Wie ein 1911 erbautes Mietshaus in Holsterhausen zu diesem Namen kam
W. St. – Der Grund, warum der Volksmund dem Mietshaus mit der Hausnummer 80 in der Holsterhausener Freiheitsstraße/Ecke Mittelstraße den Namen „Schloss Pippi“ gegeben hat, mag heute zum Schmunzeln anregen. Damals hieß die Straße noch Kaiser-Wilhelm-Straße und das Haus hatte die Nummer 25. Der Name verbreitete sich in Holsterhausen und überdauerte die Generationen bis heute.
Das 1911 von Stephan Mikolajczak gebaute Mietshaus mit großen Fenstern, einem Kolonialwarengeschäft und einer Gastwirtschaft hatte stattliche Ausmaße. Über der Haustür, zu der einige Treppenstufen führten, prangte ein steinerner Söller. Sicher sah das Haus in seinen besten Jahren herrschaftlich aus. Allerdings war der Grund, warum es den Namen „Schloss Pippi“ abbekam, alles andere als vornehm. Wie damals üblich, gab es im Haus selbst keine Toiletten. Die Plumpsklos waren in Verschlägen im Hof aufgereiht. Nun ist es vielleicht verständlich, dass die Bewohner bei menschlichen Bedürfnissen lieber in der Wohnung ihren Nachttopf unterm Bett hervorholten, als bei Wind und Wetter, bei Tag und Nacht eines der Plumpsklos aufzusuchen. Der Mensch neigt auch leicht zur Bequemlichkeit, so auch die Bewohner dieses Mietshauses. Denn bald sprach es sich in der Nachbarschaft herum, dass Nachttöpfe auch aus den Fenstern von oben in den Hofentleert ausgekippt wurden, so es der Inhalt zuließ, und in der Hoffnung, dass dies keiner sieht. Passanten und Nachbarn sahen das aber. Und so kam es, wie es kommen musste: Im Volksmund hatte das Haus seinen Namen weg: „Schloss Pippi“.

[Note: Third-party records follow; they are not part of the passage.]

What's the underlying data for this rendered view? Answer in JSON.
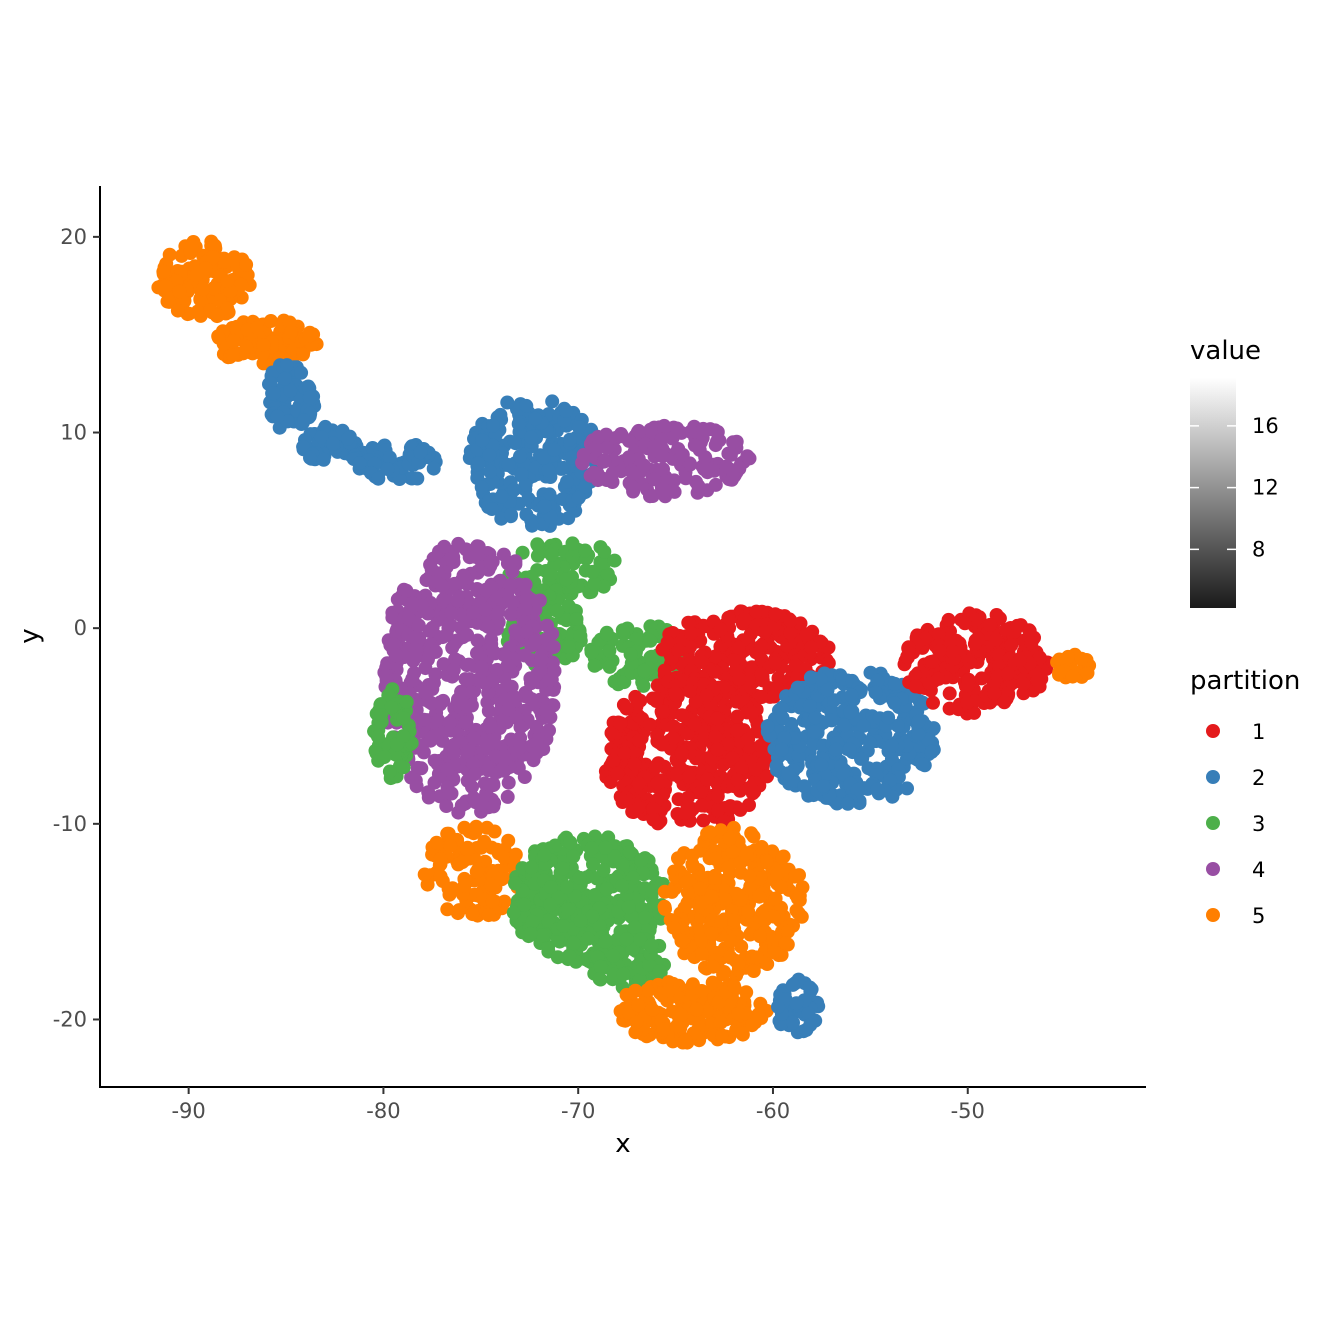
{
  "chart_data": {
    "type": "scatter",
    "title": "",
    "xlabel": "x",
    "ylabel": "y",
    "xlim": [
      -94.5,
      -40.9
    ],
    "ylim": [
      -23.4,
      22.6
    ],
    "x_ticks": [
      -90,
      -80,
      -70,
      -60,
      -50
    ],
    "y_ticks": [
      -20,
      -10,
      0,
      10,
      20
    ],
    "grid": false,
    "colors": {
      "1": "#e41a1c",
      "2": "#377eb8",
      "3": "#4daf4a",
      "4": "#984ea3",
      "5": "#ff7f00"
    },
    "legend_value": {
      "title": "value",
      "ticks": [
        "8",
        "12",
        "16"
      ],
      "tick_values": [
        8,
        12,
        16
      ],
      "range": [
        4.2,
        19.1
      ],
      "gradient": [
        "#1a1a1a",
        "#ffffff"
      ]
    },
    "legend_partition": {
      "title": "partition",
      "entries": [
        "1",
        "2",
        "3",
        "4",
        "5"
      ]
    },
    "clusters": [
      {
        "partition": "5",
        "cx": -89.2,
        "cy": 17.8,
        "rx": 2.4,
        "ry": 2.0,
        "n": 140
      },
      {
        "partition": "5",
        "cx": -86.0,
        "cy": 14.6,
        "rx": 2.6,
        "ry": 1.2,
        "n": 110
      },
      {
        "partition": "2",
        "cx": -84.8,
        "cy": 11.8,
        "rx": 1.3,
        "ry": 1.8,
        "n": 70
      },
      {
        "partition": "2",
        "cx": -82.8,
        "cy": 9.4,
        "rx": 1.6,
        "ry": 0.9,
        "n": 50
      },
      {
        "partition": "2",
        "cx": -79.4,
        "cy": 8.5,
        "rx": 2.2,
        "ry": 1.0,
        "n": 60
      },
      {
        "partition": "2",
        "cx": -72.2,
        "cy": 8.5,
        "rx": 3.4,
        "ry": 3.4,
        "n": 250
      },
      {
        "partition": "4",
        "cx": -65.6,
        "cy": 8.6,
        "rx": 4.4,
        "ry": 1.9,
        "n": 170
      },
      {
        "partition": "3",
        "cx": -70.8,
        "cy": 3.0,
        "rx": 2.8,
        "ry": 1.6,
        "n": 80
      },
      {
        "partition": "3",
        "cx": -71.8,
        "cy": -0.2,
        "rx": 2.0,
        "ry": 2.0,
        "n": 90
      },
      {
        "partition": "3",
        "cx": -66.8,
        "cy": -1.5,
        "rx": 2.6,
        "ry": 1.7,
        "n": 90
      },
      {
        "partition": "4",
        "cx": -75.6,
        "cy": -2.5,
        "rx": 4.5,
        "ry": 7.0,
        "n": 600
      },
      {
        "partition": "3",
        "cx": -79.5,
        "cy": -5.4,
        "rx": 1.0,
        "ry": 2.3,
        "n": 60
      },
      {
        "partition": "1",
        "cx": -61.5,
        "cy": -1.4,
        "rx": 4.5,
        "ry": 2.3,
        "n": 260
      },
      {
        "partition": "1",
        "cx": -64.4,
        "cy": -6.4,
        "rx": 4.4,
        "ry": 3.9,
        "n": 420
      },
      {
        "partition": "2",
        "cx": -56.0,
        "cy": -5.6,
        "rx": 4.4,
        "ry": 3.5,
        "n": 360
      },
      {
        "partition": "1",
        "cx": -49.6,
        "cy": -1.8,
        "rx": 3.7,
        "ry": 2.6,
        "n": 240
      },
      {
        "partition": "5",
        "cx": -44.6,
        "cy": -1.9,
        "rx": 1.0,
        "ry": 0.7,
        "n": 25
      },
      {
        "partition": "5",
        "cx": -75.4,
        "cy": -12.5,
        "rx": 2.5,
        "ry": 2.4,
        "n": 110
      },
      {
        "partition": "3",
        "cx": -69.5,
        "cy": -13.8,
        "rx": 4.0,
        "ry": 3.3,
        "n": 380
      },
      {
        "partition": "3",
        "cx": -67.5,
        "cy": -17.0,
        "rx": 2.0,
        "ry": 1.4,
        "n": 70
      },
      {
        "partition": "5",
        "cx": -62.0,
        "cy": -14.0,
        "rx": 3.6,
        "ry": 3.8,
        "n": 310
      },
      {
        "partition": "5",
        "cx": -64.2,
        "cy": -19.6,
        "rx": 4.0,
        "ry": 1.6,
        "n": 170
      },
      {
        "partition": "2",
        "cx": -58.8,
        "cy": -19.3,
        "rx": 1.3,
        "ry": 1.4,
        "n": 40
      }
    ]
  }
}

Mit dem Haus verbindet der damals in der Nähe wohnende Gregor Duve eine Erinnerung, als er gerade elf Jahre alt war. Sein Vater, Leo Duve, gehörte zu dem Maurern, die 1911 das Haus bauten. 1948 wurde im Hof von „Schloss Pippi“ ein Schwein geschlachtet. Das Schlachtermesser bereits im prallen Hintern steckend, entkam das Tier dem Metzger und lief quiekend und grunzend durch den offenen Durchgang des Hauses auf die Freiheitsstraße. Der Metzger und andere rannten dem Schwein hinterher und fingen es wieder ein. 1979 brannte der Eckteil mit dem Eingang des Hauses ab. Der rechte und der linke Flügel blieben stehen. Der große Durchgang zum Hof ist auch noch da, in dem Jahrzehnte zuvor Bewohner die Plumpsklos verschmäht hatten.